Situbondo (Antara jatim) - Kepolisian Resor Situbondo, Jawa Timur menetapkan satu orang tersangka dari enam panitia pendaftaran tanah sistematis lengkap (PTSL) yang terkena operasi tangkap tangan atau OTT karena diduga melakukan pungutan liar terhadap pemohon pembuatan sertifikat.
"Dari hasil pemeriksaan untuk sementara kami menetapkan satu orang tersangka, yakni Kepala Desa Kedunglo, Kecamatan Asembagus.
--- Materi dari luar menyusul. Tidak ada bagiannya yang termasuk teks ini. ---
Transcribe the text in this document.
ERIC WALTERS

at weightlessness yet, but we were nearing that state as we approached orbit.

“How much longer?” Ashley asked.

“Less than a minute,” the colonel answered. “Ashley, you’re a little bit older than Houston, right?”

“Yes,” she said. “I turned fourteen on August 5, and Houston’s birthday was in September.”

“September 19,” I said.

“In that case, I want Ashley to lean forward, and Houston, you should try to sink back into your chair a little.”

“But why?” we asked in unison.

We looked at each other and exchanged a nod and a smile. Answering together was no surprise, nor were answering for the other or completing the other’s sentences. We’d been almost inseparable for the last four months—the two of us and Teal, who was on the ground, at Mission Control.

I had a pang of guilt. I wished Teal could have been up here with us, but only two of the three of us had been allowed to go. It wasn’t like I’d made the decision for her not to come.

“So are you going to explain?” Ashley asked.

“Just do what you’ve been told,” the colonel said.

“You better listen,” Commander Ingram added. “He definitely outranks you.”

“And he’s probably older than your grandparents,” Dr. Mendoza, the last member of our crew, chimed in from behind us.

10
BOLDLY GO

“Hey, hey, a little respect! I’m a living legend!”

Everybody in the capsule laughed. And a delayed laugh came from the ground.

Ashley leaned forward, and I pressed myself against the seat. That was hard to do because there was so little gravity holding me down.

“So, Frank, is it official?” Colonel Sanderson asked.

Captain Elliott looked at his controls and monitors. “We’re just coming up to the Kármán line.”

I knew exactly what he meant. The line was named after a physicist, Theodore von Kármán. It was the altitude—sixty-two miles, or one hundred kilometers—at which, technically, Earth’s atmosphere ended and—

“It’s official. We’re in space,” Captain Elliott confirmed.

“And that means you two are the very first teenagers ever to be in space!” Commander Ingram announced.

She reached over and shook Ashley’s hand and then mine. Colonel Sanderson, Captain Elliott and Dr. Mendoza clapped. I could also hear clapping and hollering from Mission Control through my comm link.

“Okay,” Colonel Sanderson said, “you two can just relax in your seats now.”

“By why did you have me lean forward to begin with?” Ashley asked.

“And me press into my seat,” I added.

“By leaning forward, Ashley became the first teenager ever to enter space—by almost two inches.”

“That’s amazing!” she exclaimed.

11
Sedangkan lima orang perangkat desa setempat yang menjadi panitia PTSL sampai saat ini masih dilakukan pendalaman," kata Kapolres Situbondo, AKBP Sigit Dany Setiyono saat pers rilisnya di Situbondo, Rabu.
Tersangka Asri Hadiyanto, lanjut dia, dijerat Pasal 12 Huruf (e) Sub Pasal 11 UU Nomor 31Tahun 2009 Diubah UU Nomor 20 Tahun 2001 tentang Tindak Pidana Korupsi yang berbunyi pejabat negara atau penyelenggara negara menguntungkan diri sendiri maupun orang lain secara melawan hukum, yang ancaman hukumannya diatas 5 tahun.
Penetapan tersangka terhadap kepala desa tersebut dalam kasus pungutan liar pembuatan sertifikat ini, katanya, tersangka berinteraksi langsung dengan warga atau pemohon pembuatan sertifikat.
"Penyidik tidak melakukan penahanan terhadap tersangka karena pertimbangannya sebagai pejabat publik yang setiap harinya melayani masyarakat di desa.Namun demikian tersangka tetap wajib lapor," ucapnya.
Sebelumnya, Unit Pemberantasan Pungutan Liar (UPP) Kabupaten Situbondo pada Senin (20/2) melakukan operasi tangkap tangan atau OTT terhadap panitia pendaftaran tanah sistematis lengkap (PTSL) karena diduga memungut uang kepada pemohon pembuatan sertifikat.
Ketua Unit Pemberantasan Pungli Kabupaten Situbondo Kompol Edith Yuswo Widodo mengatakan, dalam operasi tangkap tangan (OTT) di Kantor Desa Kedunglo, Kecamatan Asembagus, itu mengamankan kepala desa dan lima orang panitia PTSL desa setempat serta dua warga (pemohon) pembuatan sertifikat.
Ia mengemukakan, operasi tangkap tangan yang dilakukan pada Senin siang sekitar pukul 14.00 WIB di kantor desa ketika Ketua Panitia Pendaftaran Tanah Sistematis Lengkap (PTSL) Desa Kedunglo Mistari, menerima uang dari dua warga pemohon.
Seusai pemohon membayar uang yang diminta oleh panitia PTSL, kata dia, selanjutnya petugas yang sebelumnya sudah melakukan penyelidikan langsung menangkap lima orang panitia PTSL yang juga sebagai perangkat desa itu.
"Setelah kami menangkap tangan lima orang panitia ini, kami juga mengamankan kepala desa dan sampai saat ini masih dilakukan pemeriksaan secara maraton di ruang penyidik tindak pidana korupsi. Dan dari pengakuan mereka setiap pemohon pembuatan sertifikat dimintai uang Rp700 ribu," kata Wakil Kepala Polres Situbondo itu.